Cumul entre retards de croissance et émaciation
La situation est particulièrement critique dans les pays les plus pauvres où près de 5 % des enfants cumulent retards de croissance et émaciation, ce qui multiplie par 4,8 le risque de mortalité. Les chercheurs mettent aussi en évidence que l'incidence de ces deux problèmes est la plus forte au cours des six premiers mois de vie, alors que les 1 000 premiers jours de l'enfant, de la conception jusqu'à ses deux ans, sont cruciaux pour sa santé à plus long terme.
Les déficits en vitamine A sont toujours inquiétants en Asie du Sud (44 %) et en Afrique (48 %), et les carences en zinc touchent un enfant sur deux, dans les pays pour lesquels cette donnée existe. Note optimiste : les déficits en iode se sont fortement atténués.
Quant à la santé maternelle, le « Lancet » se félicite de la diminution de la prévalence de la sous-nutrition (IMC faible), sauf en Asie du Sud, notamment en Inde. Mais les prévalences d'anémie et de petite taille (entre 1,45 m et 1,55 m) restent problématiques, lit-on.
Diversifier les interventions, cibler les 1 000 premiers jours
« Malgré les quelques améliorations, notamment dans les pays à revenu moyen, les progrès restent trop lents quant aux retards de croissance et à l'émaciation des enfants », regrette le Pr Cesar Victora, auteur principal du premier article de la série (International Center for Equity in Health, Université fédérale de Pelotas, Brésil). Et de fait, les objectifs fixés par l'Organisation mondiale de la santé (OMS) pour 2025 d'une réduction de moitié des retards de croissance, ou pour 2030, dans le cadre des objectifs du développement durable, risquent de n'être pas atteints.

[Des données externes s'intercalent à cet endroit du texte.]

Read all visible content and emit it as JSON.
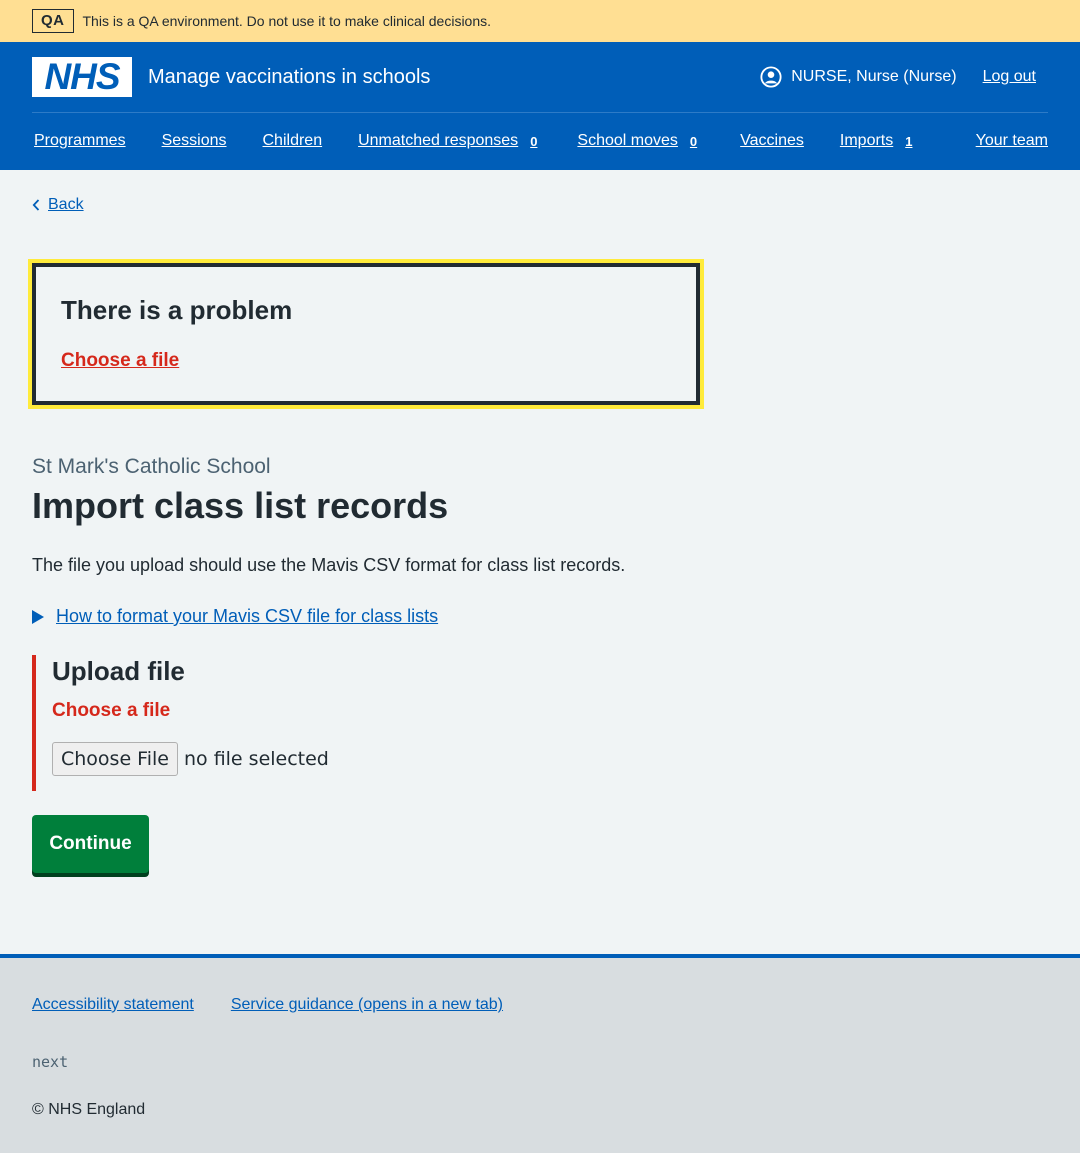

Par rapport aux interventions déjà en cours, les auteurs d'un deuxième article appellent à concentrer les actions dans la période des 1 000 premiers jours de l'enfant. L'accent doit notamment être mis sur la supplémentation anténatale de multiples nutriments (acide folique, fer, etc.), pour prévenir les complications de la grossesse et de la naissance et améliorer la santé maternelle. Le recours préventif à une petite quantité de supplémentation en nutriments basée sur les lipides s'est aussi révélé efficace pour réduire les conséquences de la malnutrition chez les enfants de 6 à 23 mois.
Le « Lancet » souligne l'importance de jouer sur tous les leviers d'action, au-delà des interventions strictement sanitaires, afin de toucher l'ensemble des publics concernés, notamment lorsqu'ils sont éloignés des systèmes de santé. Concrètement, des interventions directes (supplémentation vitaminique, conseils autour de l'allaitement), doivent être couplées à des interventions indirectes (planning familial, promotion de l'hygiène, politiques agricoles, lutte contre la pauvreté, etc.) pour agir sur tous les déterminants de la malnutrition. Par exemple, des conseils en nutrition ou du soutien psychosocial peuvent être prodigués à la fois par du personnel soignant, à domicile, et par des pairs, c’est-à-dire des groupes de mères, ainsi qu'à travers les médias communautaires ou la téléphonie mobile.
Une telle politique intersectorielle suppose néanmoins de savoir prioriser les objectifs, et donc, d'avoir des outils de surveillance et de recueil des données robustes. Et de savoir comment, de façon pragmatique, financer les urgences et allouer au mieux les ressources (d'autant plus rares avec la crise pandémique) vers les actions qui auront le plus d'efficacité. Autant de sujets qui devraient être au cœur des discussions du sommet « Nutrition for growth », qui se tiendra au Japon en décembre prochain.